Amid the coronavirus surge, people are desperately rushing to vaccination centres in order to complete their vaccination by receiving their second jab. But in a recent UK study, it has been revealed that people who were administered mixed doses of the COVID-19 vaccine are more likely to experience mild or moderate side-effects. These effects could range from fever, chills to headache.
The Com-Cov study, led by the University of Oxford since February, has been investigating how an individual reacts if given the cocktail of Oxford/AstraZeneca vaccine followed by the Pfizer/BioNTech jab, and vice versa.
To this, researchers found that combining doses of different COVID-19 vaccines can lead to certain side-effects such as chills, fever, headaches and muscle pain.
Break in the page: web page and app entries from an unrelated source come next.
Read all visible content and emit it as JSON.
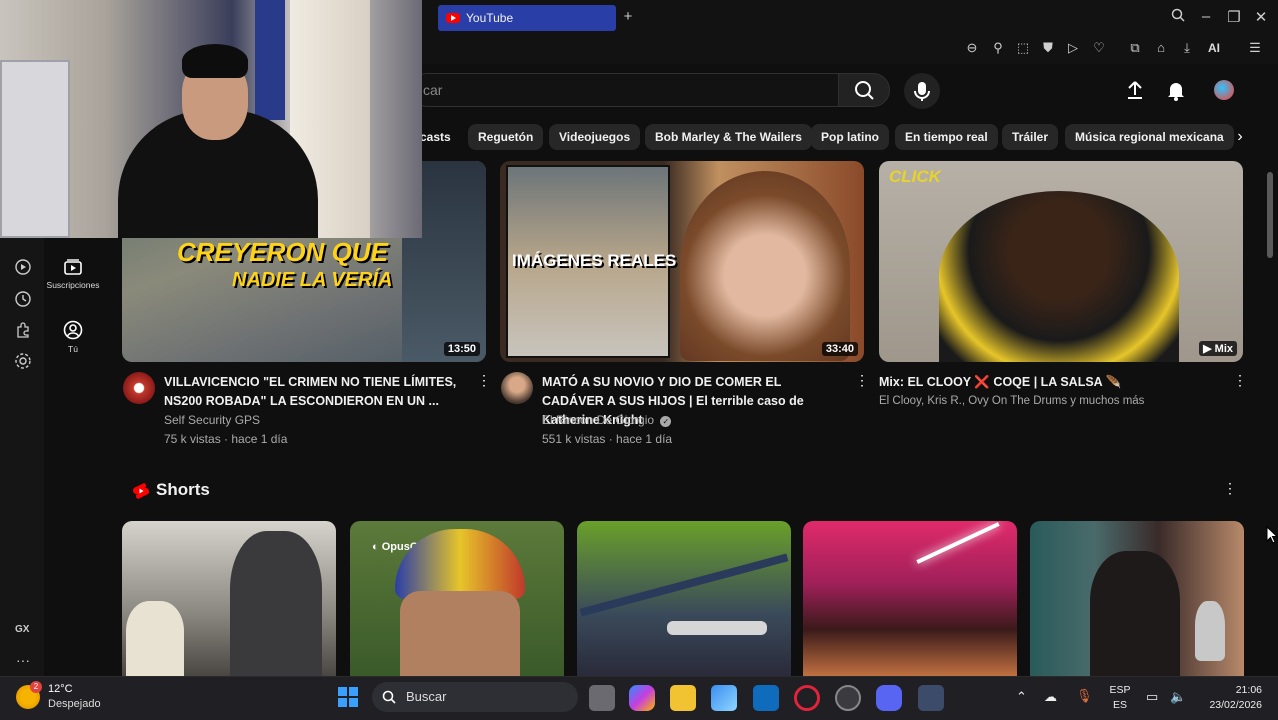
{
  "browser": {
    "tab_label": "YouTube",
    "ai_label": "AI"
  },
  "header": {
    "search_placeholder_visible": "car"
  },
  "chips": [
    "casts",
    "Reguetón",
    "Videojuegos",
    "Bob Marley & The Wailers",
    "Pop latino",
    "En tiempo real",
    "Tráiler",
    "Música regional mexicana"
  ],
  "sidebar": {
    "items": [
      {
        "label": "Suscripciones"
      },
      {
        "label": "Tú"
      }
    ],
    "gx_label": "GX"
  },
  "videos": [
    {
      "thumb_text_line1": "CREYERON QUE",
      "thumb_text_line2": "NADIE LA VERÍA",
      "duration": "13:50",
      "title": "VILLAVICENCIO \"EL CRIMEN NO TIENE LÍMITES, NS200 ROBADA\" LA ESCONDIERON EN UN ...",
      "channel": "Self Security GPS",
      "stats": "75 k vistas · hace 1 día"
    },
    {
      "thumb_text": "IMÁGENES REALES",
      "duration": "33:40",
      "title": "MATÓ A SU NOVIO Y DIO DE COMER EL CADÁVER A SUS HIJOS | El terrible caso de Katherine Knight",
      "channel": "El Rincón De Giorgio",
      "stats": "551 k vistas · hace 1 día"
    },
    {
      "thumb_brand": "CLICK",
      "badge": "Mix",
      "title": "Mix: EL CLOOY ❌ COQE | LA SALSA 🪶",
      "channel": "El Clooy, Kris R., Ovy On The Drums y muchos más"
    }
  ],
  "shorts": {
    "title": "Shorts",
    "opusclip_label": "OpusClip"
  },
  "taskbar": {
    "weather_badge": "2",
    "temperature": "12°C",
    "condition": "Despejado",
    "search_label": "Buscar",
    "lang_top": "ESP",
    "lang_bottom": "ES",
    "time": "21:06",
    "date": "23/02/2026"
  },
  "colors": {
    "accent_red": "#ff0000",
    "tab_blue": "#2a3ea8",
    "background": "#0f0f0f"
  }
}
However, it was also reported that the adverse reactions were short-lived and there were no other safety concerns.
Most countries are facing extreme vaccine shortage, and therefore people are receiving mixed doses of COVID-19 vaccines based on their availability, which simply means that people are getting a different vaccine as a second dose than the first one.
The study also said that these recent findings are limited to “reactogenicity” findings, or how people feel after the vaccine, and are not based on the “immunogenicity” findings, that is how well the mixed dosing worked at inducing an immune response.
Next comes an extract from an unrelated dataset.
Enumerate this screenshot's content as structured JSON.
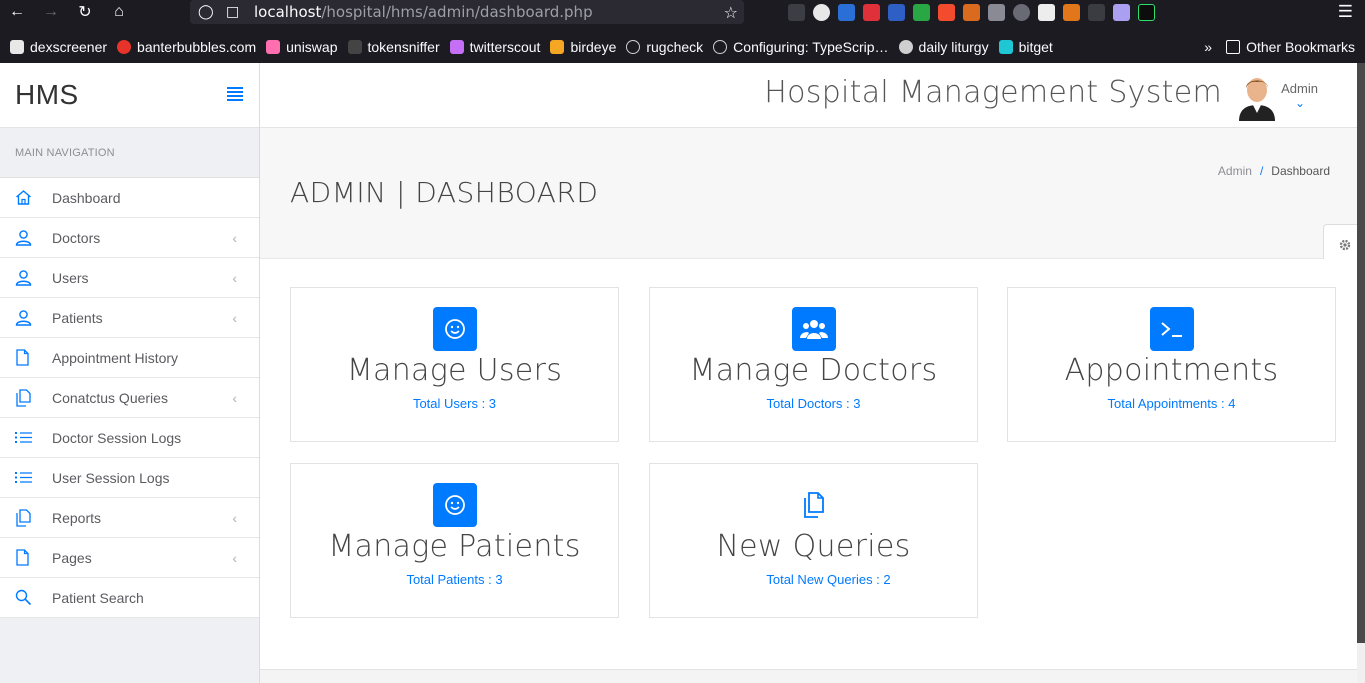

During the study, it was observed that people who got mixed doses of the COVID vaccines had more side-effects with 34 percent people reporting fever as compared to only 10 percent who were given both doses of AstraZeneca vaccine. While 41 percent of volunteers who received the Pfizer vaccine first and the AstraZeneca vaccine as their second dose reported experiencing fever as a side-effect compared to 21 percent who were given Pfizer vaccine as both doses.
However, World Health Organization (WHO), the US Centre for Disease Control or ICMR in India have yet not recommended giving mixed doses of vaccines in order to immunise people faster based on the availability of the vaccines.